Pubs available to supporters on a matchday include*:
-The Ravens Bar at Hayes Lane itself (Away Supporters Welcome, though not when Segregation is in use)
-The Bitter End Bar (139 Masons Hill, BR2 9HW) (Home and Away Supporters)
-The Bricklayers Arms (143 Masons Hill, BR2 9HW) (Home and Away Supporters)
-The Greyhound (205 High Street, BR1 1NY) (A JD Wetherspoon Pub, Typically Home and Away Supporters) (Located in more central Bromley)
-The Partridge (194 High Street, BR1 1HE) (Typically Home and Away Supporters) (Located in more central Bromley)

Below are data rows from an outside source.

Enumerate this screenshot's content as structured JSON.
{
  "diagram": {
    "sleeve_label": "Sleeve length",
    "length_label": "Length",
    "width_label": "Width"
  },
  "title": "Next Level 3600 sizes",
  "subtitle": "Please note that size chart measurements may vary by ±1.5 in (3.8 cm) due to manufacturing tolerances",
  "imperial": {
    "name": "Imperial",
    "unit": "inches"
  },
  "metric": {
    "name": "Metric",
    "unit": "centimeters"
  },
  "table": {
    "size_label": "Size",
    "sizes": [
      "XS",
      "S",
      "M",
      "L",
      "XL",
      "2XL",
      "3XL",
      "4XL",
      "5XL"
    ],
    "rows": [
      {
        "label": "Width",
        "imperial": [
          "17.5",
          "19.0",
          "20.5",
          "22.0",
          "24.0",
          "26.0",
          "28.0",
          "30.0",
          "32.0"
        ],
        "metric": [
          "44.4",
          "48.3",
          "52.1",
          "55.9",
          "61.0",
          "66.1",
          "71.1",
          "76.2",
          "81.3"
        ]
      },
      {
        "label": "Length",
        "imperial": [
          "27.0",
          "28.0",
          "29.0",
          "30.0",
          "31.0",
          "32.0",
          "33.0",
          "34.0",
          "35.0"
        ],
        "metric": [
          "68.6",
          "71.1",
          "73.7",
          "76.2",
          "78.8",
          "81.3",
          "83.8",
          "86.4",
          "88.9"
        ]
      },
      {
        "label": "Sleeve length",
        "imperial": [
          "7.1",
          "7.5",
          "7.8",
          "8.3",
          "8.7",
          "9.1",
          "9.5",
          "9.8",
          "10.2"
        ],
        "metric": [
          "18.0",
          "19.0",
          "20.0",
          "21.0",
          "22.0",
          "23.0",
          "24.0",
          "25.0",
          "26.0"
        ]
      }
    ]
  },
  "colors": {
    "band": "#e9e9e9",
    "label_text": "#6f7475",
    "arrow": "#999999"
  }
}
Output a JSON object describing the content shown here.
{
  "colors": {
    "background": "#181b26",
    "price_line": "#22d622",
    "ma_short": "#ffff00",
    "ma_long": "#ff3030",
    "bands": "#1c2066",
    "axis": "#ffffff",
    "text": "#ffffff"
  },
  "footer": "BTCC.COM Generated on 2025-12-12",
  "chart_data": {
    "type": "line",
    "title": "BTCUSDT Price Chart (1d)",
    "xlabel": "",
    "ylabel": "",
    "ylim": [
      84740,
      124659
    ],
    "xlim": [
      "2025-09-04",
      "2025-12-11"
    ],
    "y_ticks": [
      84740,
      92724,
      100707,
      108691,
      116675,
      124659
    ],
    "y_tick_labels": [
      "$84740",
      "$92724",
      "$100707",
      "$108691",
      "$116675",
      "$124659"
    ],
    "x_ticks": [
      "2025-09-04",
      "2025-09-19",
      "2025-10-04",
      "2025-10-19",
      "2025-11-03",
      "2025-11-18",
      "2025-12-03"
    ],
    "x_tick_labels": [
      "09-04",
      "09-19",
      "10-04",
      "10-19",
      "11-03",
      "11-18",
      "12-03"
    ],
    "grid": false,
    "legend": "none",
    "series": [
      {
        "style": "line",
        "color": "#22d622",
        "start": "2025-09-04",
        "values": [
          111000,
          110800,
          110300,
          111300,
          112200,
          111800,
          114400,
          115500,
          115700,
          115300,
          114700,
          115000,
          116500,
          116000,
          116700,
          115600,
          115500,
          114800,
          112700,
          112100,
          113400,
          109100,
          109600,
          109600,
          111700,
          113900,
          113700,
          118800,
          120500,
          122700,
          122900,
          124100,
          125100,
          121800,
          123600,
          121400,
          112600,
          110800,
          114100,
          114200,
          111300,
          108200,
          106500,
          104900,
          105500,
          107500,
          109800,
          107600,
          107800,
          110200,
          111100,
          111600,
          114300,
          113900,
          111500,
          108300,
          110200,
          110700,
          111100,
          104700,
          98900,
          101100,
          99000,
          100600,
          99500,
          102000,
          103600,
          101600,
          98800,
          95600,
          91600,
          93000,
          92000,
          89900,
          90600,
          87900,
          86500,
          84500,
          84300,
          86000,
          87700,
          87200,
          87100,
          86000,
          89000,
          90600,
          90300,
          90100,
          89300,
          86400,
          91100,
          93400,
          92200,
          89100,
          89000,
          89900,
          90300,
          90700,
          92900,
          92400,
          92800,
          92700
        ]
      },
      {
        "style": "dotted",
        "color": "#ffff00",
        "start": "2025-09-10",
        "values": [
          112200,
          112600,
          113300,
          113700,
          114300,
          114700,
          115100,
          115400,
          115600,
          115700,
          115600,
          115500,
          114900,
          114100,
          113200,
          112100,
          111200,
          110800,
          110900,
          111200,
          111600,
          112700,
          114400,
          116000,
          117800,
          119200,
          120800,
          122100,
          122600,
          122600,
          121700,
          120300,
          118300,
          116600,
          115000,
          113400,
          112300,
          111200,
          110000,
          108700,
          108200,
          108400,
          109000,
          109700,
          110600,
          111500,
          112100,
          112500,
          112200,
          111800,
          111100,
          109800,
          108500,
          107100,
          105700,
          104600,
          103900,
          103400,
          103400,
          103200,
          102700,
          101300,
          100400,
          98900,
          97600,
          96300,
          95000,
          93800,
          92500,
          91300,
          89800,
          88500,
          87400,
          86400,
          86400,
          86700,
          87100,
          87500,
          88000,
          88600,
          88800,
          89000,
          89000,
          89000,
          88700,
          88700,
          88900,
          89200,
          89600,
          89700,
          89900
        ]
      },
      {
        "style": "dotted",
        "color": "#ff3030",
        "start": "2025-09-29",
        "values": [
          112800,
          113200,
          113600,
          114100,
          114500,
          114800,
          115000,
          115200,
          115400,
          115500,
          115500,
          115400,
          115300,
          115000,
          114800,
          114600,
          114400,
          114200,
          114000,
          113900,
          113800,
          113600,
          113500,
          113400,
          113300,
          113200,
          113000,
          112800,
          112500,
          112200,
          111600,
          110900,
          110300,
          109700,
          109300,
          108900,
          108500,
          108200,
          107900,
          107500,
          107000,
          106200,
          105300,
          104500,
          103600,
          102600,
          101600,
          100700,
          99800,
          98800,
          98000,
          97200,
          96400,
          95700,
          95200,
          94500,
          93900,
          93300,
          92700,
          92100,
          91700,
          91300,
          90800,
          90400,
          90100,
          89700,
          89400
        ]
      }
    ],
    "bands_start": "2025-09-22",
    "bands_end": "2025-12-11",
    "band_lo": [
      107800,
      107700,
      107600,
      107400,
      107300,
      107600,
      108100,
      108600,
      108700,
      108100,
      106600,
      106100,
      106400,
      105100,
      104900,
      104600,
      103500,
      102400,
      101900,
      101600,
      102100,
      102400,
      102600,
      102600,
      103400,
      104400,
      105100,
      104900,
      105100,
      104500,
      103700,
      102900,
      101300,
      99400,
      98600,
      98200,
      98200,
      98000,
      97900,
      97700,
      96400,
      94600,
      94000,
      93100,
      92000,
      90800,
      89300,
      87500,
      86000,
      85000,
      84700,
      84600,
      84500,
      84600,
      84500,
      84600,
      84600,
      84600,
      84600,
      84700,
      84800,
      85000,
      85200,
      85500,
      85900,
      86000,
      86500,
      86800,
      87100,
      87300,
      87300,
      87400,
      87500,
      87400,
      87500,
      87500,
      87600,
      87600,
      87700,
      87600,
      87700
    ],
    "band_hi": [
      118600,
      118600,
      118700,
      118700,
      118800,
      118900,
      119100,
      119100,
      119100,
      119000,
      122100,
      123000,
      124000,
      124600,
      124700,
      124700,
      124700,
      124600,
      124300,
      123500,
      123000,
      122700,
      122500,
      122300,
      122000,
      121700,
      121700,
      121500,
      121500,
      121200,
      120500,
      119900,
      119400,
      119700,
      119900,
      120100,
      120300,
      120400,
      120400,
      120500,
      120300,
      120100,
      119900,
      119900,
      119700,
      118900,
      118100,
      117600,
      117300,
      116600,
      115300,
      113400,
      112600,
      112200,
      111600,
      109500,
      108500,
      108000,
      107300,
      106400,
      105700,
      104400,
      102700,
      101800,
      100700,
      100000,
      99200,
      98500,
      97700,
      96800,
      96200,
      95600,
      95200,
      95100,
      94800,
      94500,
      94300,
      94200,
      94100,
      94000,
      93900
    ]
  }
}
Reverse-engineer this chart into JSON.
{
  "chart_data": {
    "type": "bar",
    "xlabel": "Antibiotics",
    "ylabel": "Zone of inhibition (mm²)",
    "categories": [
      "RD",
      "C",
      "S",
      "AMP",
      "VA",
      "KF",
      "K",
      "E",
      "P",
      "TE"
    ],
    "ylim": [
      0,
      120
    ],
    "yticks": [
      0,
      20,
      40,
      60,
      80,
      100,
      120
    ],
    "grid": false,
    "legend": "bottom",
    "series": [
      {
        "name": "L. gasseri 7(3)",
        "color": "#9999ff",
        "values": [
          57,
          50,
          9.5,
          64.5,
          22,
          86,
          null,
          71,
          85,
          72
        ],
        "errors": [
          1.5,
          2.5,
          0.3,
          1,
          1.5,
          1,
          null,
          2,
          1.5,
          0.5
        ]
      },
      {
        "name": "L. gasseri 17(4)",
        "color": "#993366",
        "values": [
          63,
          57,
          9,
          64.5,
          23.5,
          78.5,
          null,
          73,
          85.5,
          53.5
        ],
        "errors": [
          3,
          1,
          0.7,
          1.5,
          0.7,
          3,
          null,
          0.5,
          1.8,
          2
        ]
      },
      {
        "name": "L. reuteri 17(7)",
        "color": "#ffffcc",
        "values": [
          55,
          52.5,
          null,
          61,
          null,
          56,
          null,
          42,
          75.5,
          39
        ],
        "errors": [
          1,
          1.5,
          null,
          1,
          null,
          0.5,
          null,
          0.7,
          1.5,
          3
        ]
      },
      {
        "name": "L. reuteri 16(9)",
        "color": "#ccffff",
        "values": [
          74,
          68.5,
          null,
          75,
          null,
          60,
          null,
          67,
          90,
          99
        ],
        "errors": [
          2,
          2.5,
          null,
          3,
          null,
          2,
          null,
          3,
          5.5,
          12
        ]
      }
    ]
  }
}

-The Richmal Crompton (Unit 23, Westmoreland Place, BR1 1DS) (A JD Wetherspoon Pub, Typically Home and Away Supporters) (Located very close to Bromley South Station)
*The location of Hayes Lane itself means that there aren't really any pubs within close range of it. The recommendation is to find a drink in more central Bromley if you are unable to use the Ravens Bar.
Hayes Lane in its current form looks like a mix between what is considered a typical football league ground and a typical non-league ground. Its South Stand is impressive in layout but does seem rather out of place when compared to the largely uncovered terracing on two other sides of the pitch.
What that does though is offer a bit of something for everyone. Whether your preference is to be out on the terraces or under the cover of a modern stand, Hayes Lane can accommodate to your needs.
Worth coming to check this place out.